The Clavie King of Burghead and the Doorie Hill

Burghead, Moray, Scotland

The Clavie King carries a burning tar-barrel along the ancient boundaries of Burghead each January 11th and sets it in a stone socket on the Doorie Hill — a prehistoric mound at the edge of town. The ritual preserves practices older than iron.

The Doorie Hill stands at the edge of Burghead on the Moray Firth — a low, broad prehistoric mound of uncertain age and purpose, its sides partly eroded by the sea and partly built over by the nineteenth-century planned town that grew around the old fishing settlement. Every year on the 11th of January, the Clavie King climbs it carrying fire. The Clavie is a tar barrel, half-filled with wood and tar, nailed through its base to a stout post called the spoke by the King using a specific stone as hammer — metal tools are not permitted for this part of the ceremony. The nail must be new. The fire is started from a burning peat taken from one of the oldest hearths in the town; no match, no lighter, no other source is acceptable. If the fire goes out on the way, the year will be bad. The King carries the Clavie — without gloves, though the barrel reaches temperatures that blister the skin — along a specific route through the town, following the old boundaries of the original Norse settlement. The route does not correspond to any modern street plan. It preserves an older geography entirely. At the Doorie Hill, the burning Clavie is set into a stone socket at the mound's summit — a socket too regular to be natural, whose age has never been established — and allowed to burn down.
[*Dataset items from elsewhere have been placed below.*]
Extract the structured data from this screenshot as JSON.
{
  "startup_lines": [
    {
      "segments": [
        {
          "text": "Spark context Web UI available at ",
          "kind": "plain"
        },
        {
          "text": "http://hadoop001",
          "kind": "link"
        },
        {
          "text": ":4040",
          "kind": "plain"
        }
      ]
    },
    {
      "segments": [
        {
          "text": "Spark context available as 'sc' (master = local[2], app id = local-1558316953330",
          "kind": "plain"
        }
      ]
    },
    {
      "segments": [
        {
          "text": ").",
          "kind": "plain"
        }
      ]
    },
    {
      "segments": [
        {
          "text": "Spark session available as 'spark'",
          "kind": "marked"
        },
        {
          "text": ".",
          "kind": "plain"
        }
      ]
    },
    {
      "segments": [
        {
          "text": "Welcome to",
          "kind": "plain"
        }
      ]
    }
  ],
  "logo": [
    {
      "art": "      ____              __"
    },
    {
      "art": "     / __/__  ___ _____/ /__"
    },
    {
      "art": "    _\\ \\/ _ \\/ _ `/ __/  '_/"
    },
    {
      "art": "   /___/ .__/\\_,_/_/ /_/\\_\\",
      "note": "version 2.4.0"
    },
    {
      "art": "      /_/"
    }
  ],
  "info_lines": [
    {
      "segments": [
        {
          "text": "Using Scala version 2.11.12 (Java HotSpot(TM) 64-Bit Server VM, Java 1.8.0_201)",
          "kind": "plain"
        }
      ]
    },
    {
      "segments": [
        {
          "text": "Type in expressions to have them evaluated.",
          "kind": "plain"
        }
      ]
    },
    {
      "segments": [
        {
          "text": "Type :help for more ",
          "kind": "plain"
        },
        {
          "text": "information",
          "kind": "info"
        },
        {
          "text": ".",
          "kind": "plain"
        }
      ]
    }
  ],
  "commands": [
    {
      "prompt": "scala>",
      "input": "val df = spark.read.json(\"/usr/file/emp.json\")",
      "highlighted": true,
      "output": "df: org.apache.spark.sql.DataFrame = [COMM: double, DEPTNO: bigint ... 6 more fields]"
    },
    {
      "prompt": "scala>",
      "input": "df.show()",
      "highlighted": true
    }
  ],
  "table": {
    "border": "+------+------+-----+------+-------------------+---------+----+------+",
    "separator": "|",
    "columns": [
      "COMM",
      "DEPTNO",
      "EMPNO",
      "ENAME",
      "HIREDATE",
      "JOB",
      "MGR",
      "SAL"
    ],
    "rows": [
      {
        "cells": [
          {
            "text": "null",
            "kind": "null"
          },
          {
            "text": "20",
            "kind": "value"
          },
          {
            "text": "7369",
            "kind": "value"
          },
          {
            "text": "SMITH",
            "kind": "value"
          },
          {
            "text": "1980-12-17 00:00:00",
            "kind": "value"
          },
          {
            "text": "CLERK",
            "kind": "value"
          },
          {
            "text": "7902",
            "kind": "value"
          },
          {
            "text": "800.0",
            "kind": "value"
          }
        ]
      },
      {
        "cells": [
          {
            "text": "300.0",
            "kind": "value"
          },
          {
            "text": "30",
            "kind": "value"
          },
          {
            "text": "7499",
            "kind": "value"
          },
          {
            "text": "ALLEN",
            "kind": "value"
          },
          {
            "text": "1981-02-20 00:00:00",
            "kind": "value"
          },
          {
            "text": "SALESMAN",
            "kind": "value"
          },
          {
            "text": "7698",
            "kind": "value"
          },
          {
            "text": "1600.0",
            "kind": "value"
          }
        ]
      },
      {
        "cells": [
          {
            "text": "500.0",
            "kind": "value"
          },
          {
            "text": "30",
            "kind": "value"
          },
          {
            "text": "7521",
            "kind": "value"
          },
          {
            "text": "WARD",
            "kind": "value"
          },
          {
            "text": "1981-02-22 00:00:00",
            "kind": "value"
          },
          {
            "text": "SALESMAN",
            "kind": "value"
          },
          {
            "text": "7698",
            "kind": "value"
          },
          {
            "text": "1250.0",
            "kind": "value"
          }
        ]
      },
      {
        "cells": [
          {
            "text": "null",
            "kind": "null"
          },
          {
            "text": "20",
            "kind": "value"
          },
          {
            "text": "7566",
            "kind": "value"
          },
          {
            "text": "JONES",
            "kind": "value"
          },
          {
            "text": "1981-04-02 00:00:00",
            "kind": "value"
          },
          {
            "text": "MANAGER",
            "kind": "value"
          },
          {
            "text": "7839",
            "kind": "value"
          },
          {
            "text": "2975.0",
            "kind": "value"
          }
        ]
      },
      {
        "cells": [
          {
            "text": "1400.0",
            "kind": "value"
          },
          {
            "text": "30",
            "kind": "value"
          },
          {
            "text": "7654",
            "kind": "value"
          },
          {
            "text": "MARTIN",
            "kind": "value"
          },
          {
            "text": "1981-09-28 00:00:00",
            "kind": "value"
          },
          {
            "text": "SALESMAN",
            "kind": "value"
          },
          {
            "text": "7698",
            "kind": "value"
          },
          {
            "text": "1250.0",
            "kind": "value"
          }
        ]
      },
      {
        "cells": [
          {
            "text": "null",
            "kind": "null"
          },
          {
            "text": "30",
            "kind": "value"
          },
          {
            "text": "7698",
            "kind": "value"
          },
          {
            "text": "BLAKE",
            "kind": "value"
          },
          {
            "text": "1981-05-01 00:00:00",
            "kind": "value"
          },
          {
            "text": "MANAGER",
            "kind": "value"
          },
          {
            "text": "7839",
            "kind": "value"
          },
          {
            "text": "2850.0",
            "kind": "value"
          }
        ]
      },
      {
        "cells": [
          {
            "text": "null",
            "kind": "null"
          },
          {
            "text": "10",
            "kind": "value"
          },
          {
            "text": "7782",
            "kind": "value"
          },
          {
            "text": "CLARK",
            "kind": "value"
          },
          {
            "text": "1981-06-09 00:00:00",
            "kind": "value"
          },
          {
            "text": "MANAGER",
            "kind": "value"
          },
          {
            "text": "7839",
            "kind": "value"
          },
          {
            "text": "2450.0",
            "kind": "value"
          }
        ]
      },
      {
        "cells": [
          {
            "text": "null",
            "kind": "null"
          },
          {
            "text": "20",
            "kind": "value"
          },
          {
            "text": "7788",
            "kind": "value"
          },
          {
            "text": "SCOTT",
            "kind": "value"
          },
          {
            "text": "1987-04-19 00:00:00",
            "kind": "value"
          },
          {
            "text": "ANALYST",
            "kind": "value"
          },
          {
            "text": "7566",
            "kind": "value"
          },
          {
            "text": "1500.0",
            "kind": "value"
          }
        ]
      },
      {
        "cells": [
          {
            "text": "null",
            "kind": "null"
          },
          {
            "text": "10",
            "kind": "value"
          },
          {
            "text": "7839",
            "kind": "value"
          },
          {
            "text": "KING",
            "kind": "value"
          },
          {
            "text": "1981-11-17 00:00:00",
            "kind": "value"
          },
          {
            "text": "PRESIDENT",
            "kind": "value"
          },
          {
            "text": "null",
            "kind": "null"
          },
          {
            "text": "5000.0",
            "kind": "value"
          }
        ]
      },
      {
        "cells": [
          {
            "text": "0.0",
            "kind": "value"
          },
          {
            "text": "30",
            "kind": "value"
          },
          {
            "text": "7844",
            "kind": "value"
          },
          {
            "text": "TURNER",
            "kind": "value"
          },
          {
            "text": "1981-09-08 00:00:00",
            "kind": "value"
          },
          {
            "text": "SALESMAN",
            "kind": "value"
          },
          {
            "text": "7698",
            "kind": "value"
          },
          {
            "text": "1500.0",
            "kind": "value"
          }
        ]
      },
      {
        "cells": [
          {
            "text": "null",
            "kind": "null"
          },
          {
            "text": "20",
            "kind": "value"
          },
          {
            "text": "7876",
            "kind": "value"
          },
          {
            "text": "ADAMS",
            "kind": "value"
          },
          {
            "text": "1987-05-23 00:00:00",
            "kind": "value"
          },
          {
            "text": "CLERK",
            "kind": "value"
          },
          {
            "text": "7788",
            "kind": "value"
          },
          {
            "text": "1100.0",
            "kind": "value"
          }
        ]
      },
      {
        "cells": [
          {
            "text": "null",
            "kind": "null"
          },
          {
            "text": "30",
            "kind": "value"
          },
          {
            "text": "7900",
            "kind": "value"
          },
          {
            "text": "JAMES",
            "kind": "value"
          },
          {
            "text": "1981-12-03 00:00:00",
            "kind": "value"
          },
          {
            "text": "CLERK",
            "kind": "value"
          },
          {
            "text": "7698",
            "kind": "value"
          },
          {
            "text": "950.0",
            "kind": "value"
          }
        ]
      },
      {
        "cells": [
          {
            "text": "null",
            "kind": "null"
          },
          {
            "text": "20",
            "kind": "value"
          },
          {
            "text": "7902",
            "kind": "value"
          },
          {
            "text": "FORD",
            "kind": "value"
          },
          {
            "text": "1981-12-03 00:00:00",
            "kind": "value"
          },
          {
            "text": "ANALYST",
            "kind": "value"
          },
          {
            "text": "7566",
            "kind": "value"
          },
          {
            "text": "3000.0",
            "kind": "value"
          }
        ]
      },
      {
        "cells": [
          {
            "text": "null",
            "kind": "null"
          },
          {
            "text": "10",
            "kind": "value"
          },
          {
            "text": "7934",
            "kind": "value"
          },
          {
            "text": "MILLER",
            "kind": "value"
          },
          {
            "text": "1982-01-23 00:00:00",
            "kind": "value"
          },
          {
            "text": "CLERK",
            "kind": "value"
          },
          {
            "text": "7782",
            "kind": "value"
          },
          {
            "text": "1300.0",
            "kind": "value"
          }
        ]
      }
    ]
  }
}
The fragments of burning tar that fall or are knocked loose are seized by residents as protective charms. The fishing fleet takes pieces for luck. The Clavie King is not elected or appointed. The role passes by hereditary right within specific Burghead families, some of whom have held it for as long as records exist. Substitutions are not made. When there is no eligible heir, the kingship waits. What happens on the Doorie Hill on the 11th of January in Burghead is not a reconstruction or a revival. It has not stopped. The stone socket has never been empty.